Introduction
Worldwide each year, there are an estimated 357 million new infections of one of the four curable sexually transmitted infections (STIs): chlamydia, gonorrhoea, syphilis and trichomoniasis.1 2 Aetiological diagnosis via STI testing is the best way to ascertain infection status and promote appropriate treatment.3 4 While STI diagnostic tests are available and used in many high-income countries, diagnostic tests in low-income and middle-income country (LMIC) settings are largely unavailable.3 5–7 Syndromic management has been the primary approach for STI treatment in LMICs,5 8 which has significant limitations despite its practicality; experts doubt it will impact STI disease burden.5 9 10 Globally, social stigma and a lack of effective policies also affect STI testing uptake and treatment-seeking behaviour. Low STI testing coverage and high transmission rates are common among at-risk vulnerable adolescents and key populations including men who have sex with men (MSM), migrants, sex workers, Indigenous and minority populations and those affected by humanitarian emergencies.9 Left undiagnosed and untreated, curable STIs can cause acute and chronic illness, infertility, ectopic pregnancy, long-term disability, neurological and cardiovascular disease and death.11 Serious diseases in their own right, STIs also increase the risk of contracting or transmitting HIV infection.11 Consequently, greater efforts are needed to expand STI testing globally to reduce this heavy burden of disease.

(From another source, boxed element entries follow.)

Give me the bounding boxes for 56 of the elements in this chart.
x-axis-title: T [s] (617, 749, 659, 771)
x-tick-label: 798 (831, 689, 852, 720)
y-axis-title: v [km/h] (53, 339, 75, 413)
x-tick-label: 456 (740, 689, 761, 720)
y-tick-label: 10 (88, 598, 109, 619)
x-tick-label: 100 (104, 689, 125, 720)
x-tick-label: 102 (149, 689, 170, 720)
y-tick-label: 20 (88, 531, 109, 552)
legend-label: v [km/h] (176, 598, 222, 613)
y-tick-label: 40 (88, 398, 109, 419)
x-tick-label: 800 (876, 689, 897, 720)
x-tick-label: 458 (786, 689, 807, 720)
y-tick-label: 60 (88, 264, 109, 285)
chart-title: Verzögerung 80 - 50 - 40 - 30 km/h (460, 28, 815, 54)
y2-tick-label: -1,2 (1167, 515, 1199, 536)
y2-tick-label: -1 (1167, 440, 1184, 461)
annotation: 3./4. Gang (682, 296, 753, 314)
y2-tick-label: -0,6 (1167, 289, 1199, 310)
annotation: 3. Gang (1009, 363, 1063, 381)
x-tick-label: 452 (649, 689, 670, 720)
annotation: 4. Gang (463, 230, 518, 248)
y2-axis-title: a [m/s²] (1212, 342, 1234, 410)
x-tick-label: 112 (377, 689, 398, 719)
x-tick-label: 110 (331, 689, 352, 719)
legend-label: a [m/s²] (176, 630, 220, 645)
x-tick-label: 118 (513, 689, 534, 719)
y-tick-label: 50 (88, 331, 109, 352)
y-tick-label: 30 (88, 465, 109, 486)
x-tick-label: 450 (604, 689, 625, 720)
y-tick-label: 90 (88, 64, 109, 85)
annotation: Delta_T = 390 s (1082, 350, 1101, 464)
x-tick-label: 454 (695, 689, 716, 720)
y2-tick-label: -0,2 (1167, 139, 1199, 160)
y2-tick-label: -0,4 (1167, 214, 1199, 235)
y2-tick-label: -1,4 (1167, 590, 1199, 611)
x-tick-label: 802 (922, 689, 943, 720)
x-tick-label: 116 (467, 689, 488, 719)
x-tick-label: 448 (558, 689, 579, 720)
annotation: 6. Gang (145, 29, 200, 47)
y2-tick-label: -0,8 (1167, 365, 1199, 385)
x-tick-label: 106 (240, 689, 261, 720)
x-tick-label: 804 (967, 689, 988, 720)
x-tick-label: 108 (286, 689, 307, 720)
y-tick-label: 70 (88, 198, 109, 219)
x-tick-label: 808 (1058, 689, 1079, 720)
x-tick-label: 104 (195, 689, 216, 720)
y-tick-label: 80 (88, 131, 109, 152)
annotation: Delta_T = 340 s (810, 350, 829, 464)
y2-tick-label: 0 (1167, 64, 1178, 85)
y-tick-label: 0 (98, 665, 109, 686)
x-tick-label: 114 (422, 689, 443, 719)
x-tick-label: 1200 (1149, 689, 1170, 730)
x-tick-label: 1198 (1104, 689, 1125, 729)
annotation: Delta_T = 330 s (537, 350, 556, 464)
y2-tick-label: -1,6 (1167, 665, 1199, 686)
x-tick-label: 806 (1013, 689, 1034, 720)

Self-collection of samples is one way to facilitate the expansion of STI testing services. Self-collection of samples occurs when individuals take a specimen themselves, either at the clinic or elsewhere, and send it to a laboratory for testing.12 Follow-up in the case of positive test results requires a linkage with the health system. Research in high-income countries, where organised lab facilities and healthcare are available, shows that self-collected STI samples are as diagnostically accurate as clinician-collected samples13 and that self-collection interventions are feasible and acceptable in a variety of populations.14–23 Self-collection approaches also have the potential to address some common barriers to clinician-dependent and/or clinic-based diagnosis, such as concerns around autonomy, inconvenience, stigma and lack of privacy.5 24 25 Systematic reviews have been conducted to compare STI testing programmes (some including self-collection methods) in home or non-clinic settings to those in clinic settings.19 26–31 However, no review to date has systematically compared self-collection of samples to clinician-collected methods for STI testing on programmatic outcomes. In order to develop WHO guidance on self-care interventions for sexual and reproductive health and rights, we conducted a systematic review to investigate whether STI self-sampling should be made available as an additional approach to deliver STI testing services, whether incorporated into routine STI services or as an alternative model with linkage to care.